GOLDBERG: Well, I don’t know about biological, but physiological capacity does affect job opportunities, right? So there are physical fitness standards that people have to meet to be in certain jobs. When you’re talking about a job where physical fitness isn’t the key, it is hard to think about what kinds of biological or anatomical characteristics should be the basis for somebody getting a job or not getting a job.
And when it comes to people who are transgender, this is always particularly interesting to me. Right? Our employers don’t and should not ask us to remove our clothing before they offer us a job. So they can check whether our anatomy matches our gender identity. Right? And I think most people would agree that would be an outrageous thing to do.
Of course it would. But I wondered whether the professor’s assertion wasn’t conflating biology with stereotypes and conditions of the mind.
GOLDBERG: But in effect, that’s what’s happening here, right? So that an employer is saying we’re going to discriminate against you, keep you from getting this job because of what’s under your clothes or because there’s an “M” or an “F” on the birth certificate. And this is also at the end of the day, all about stereotypes. Who women should be and who men should be. And if anti-discrimination laws don’t get in the way of employers acting on these stereotypes, everybody is harmed.

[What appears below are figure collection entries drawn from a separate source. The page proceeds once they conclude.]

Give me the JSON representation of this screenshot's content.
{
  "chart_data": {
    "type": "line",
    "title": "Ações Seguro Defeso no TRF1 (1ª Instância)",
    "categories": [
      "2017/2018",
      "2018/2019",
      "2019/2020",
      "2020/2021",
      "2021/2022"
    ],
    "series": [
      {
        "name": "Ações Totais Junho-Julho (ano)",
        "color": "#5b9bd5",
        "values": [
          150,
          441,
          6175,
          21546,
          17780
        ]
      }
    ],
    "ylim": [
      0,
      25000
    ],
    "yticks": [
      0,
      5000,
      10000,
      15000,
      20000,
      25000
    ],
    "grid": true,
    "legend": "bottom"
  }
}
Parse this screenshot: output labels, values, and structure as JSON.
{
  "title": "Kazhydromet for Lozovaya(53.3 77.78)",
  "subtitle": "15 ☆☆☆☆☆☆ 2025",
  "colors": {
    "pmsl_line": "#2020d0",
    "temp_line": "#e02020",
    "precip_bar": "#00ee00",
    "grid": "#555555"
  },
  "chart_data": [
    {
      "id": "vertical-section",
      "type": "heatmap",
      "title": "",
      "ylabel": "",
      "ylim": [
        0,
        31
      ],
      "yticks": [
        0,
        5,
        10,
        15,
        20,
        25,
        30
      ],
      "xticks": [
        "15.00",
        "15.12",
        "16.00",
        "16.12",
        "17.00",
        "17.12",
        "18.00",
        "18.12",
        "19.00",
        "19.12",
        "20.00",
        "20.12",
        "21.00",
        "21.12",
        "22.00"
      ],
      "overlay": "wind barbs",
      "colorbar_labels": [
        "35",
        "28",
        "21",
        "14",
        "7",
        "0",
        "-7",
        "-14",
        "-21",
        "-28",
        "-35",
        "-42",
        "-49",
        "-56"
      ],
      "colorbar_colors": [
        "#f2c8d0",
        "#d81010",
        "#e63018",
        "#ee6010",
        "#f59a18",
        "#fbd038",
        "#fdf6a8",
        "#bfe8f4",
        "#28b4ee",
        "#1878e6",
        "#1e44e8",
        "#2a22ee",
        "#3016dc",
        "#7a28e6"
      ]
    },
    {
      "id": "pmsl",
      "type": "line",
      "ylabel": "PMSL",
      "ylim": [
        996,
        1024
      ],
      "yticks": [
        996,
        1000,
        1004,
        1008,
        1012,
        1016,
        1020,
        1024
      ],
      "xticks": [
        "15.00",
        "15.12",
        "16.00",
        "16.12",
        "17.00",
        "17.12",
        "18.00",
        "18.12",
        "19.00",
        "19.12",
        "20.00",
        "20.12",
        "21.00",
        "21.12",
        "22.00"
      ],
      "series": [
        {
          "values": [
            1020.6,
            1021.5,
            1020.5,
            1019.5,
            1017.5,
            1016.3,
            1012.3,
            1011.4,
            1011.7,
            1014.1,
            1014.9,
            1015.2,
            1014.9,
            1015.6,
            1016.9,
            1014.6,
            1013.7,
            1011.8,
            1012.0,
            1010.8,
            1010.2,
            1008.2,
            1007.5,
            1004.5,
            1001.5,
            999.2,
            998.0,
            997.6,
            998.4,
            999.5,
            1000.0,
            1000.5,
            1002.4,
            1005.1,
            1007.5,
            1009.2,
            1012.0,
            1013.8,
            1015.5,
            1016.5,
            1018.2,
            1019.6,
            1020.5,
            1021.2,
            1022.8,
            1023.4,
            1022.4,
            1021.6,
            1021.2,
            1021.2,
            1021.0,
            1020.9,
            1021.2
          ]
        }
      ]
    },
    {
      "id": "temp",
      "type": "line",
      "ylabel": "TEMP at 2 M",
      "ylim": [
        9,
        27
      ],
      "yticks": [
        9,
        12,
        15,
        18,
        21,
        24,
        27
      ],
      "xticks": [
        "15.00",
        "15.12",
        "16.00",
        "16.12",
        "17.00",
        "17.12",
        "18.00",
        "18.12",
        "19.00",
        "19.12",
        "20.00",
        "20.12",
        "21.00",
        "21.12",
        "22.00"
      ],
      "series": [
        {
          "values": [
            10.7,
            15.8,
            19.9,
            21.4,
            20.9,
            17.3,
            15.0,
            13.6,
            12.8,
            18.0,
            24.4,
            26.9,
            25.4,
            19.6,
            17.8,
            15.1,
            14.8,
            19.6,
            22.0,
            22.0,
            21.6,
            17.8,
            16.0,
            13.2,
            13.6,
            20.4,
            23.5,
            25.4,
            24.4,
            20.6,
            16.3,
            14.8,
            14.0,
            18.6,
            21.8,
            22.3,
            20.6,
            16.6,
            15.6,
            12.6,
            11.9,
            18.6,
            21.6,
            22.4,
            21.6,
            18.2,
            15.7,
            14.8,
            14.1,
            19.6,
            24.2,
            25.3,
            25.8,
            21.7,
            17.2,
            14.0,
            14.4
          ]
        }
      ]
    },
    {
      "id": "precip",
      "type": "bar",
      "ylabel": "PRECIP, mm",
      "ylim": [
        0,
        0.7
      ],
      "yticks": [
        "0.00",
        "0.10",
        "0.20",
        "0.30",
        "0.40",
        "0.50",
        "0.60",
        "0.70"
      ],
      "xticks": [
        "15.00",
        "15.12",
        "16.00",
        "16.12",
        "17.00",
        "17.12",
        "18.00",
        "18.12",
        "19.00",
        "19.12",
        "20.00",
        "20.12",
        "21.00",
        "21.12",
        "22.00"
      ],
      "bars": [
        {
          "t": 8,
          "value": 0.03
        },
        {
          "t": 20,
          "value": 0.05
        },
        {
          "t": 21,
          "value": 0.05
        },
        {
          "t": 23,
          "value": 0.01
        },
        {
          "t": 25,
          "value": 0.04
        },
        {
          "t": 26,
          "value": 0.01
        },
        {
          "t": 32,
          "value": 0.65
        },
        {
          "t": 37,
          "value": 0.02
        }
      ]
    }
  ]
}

Remember, the law governing here is Title VII, passed in 1964. People then weren’t talking about transgenderism. People then were talking about civil rights for African Americans and for women. Biological women.
Goldberg didn’t buy that.
GOLDBERG: There’s nothing in Title VII that references biology. Title VII prohibits employers from discriminating based on sex. Going back to this most basic point we might ask, well, what does an employer need to know about our chromosomal makeup, about what we have or don’t have under our clothing. Is that something that we believe employers are entitled to ask about?
And if we say, well, yes, they’re entitled to know that we might say, well, why, what are they doing? And so then we would have to say, well, they’re doing it to try to figure out is somebody a man or a woman. And then we say, well Title VII prohibits employers from treating people differently based on their sex. And trying to ferret out is an employee, a man or a woman, do they match the sex stereotypes that we have for men and women- is exactly the point of anti-discrimination law.
Finally, I asked Goldberg about concerns that women’s sports will be obliterated if those with XY chromosomes are allowed to compete with those who have XX chromosomes.
She questioned the basis of my question.
GOLDBERG: There’s this idea that gets thrown around that there are things that are called biological men and biological women, and I would ask listeners to think, well, what is that? Because if you’re talking about levels, say of testosterone, which can be relevant to sports performance, what we know is women vary widely in the amount of testosterone that they have, as do men. And so the idea that this crazy thing is going to happen to sports and suddenly some women will not be able to succeed in sports because other women who are transgender are going to be winning all of the races or leading all of the games just hasn’t been borne out.
Again, with respect to the professor, nobody said “all of the races” or “all of the games.”
In truth, some biological men are taking home trophies and knocking out female athletes in track, weight lifting, and other sports. People like Mary Gregory, Terry Miller and Andraya Yearwood, to name three born-male trans athletes.
They’ve broken female world records with performances that wouldn’t have rated notice had they been competing against other biological men.
Females who lost out against the trans athletes have filed a lawsuit in the track case.
Meanwhile, the House of Representatives has already passed what’s called The Equality Act. It expands Title VII to include gender identity within the meaning of the word “sex.”
That bill is currently before the Senate.
And that’s this week’s Legal Docket.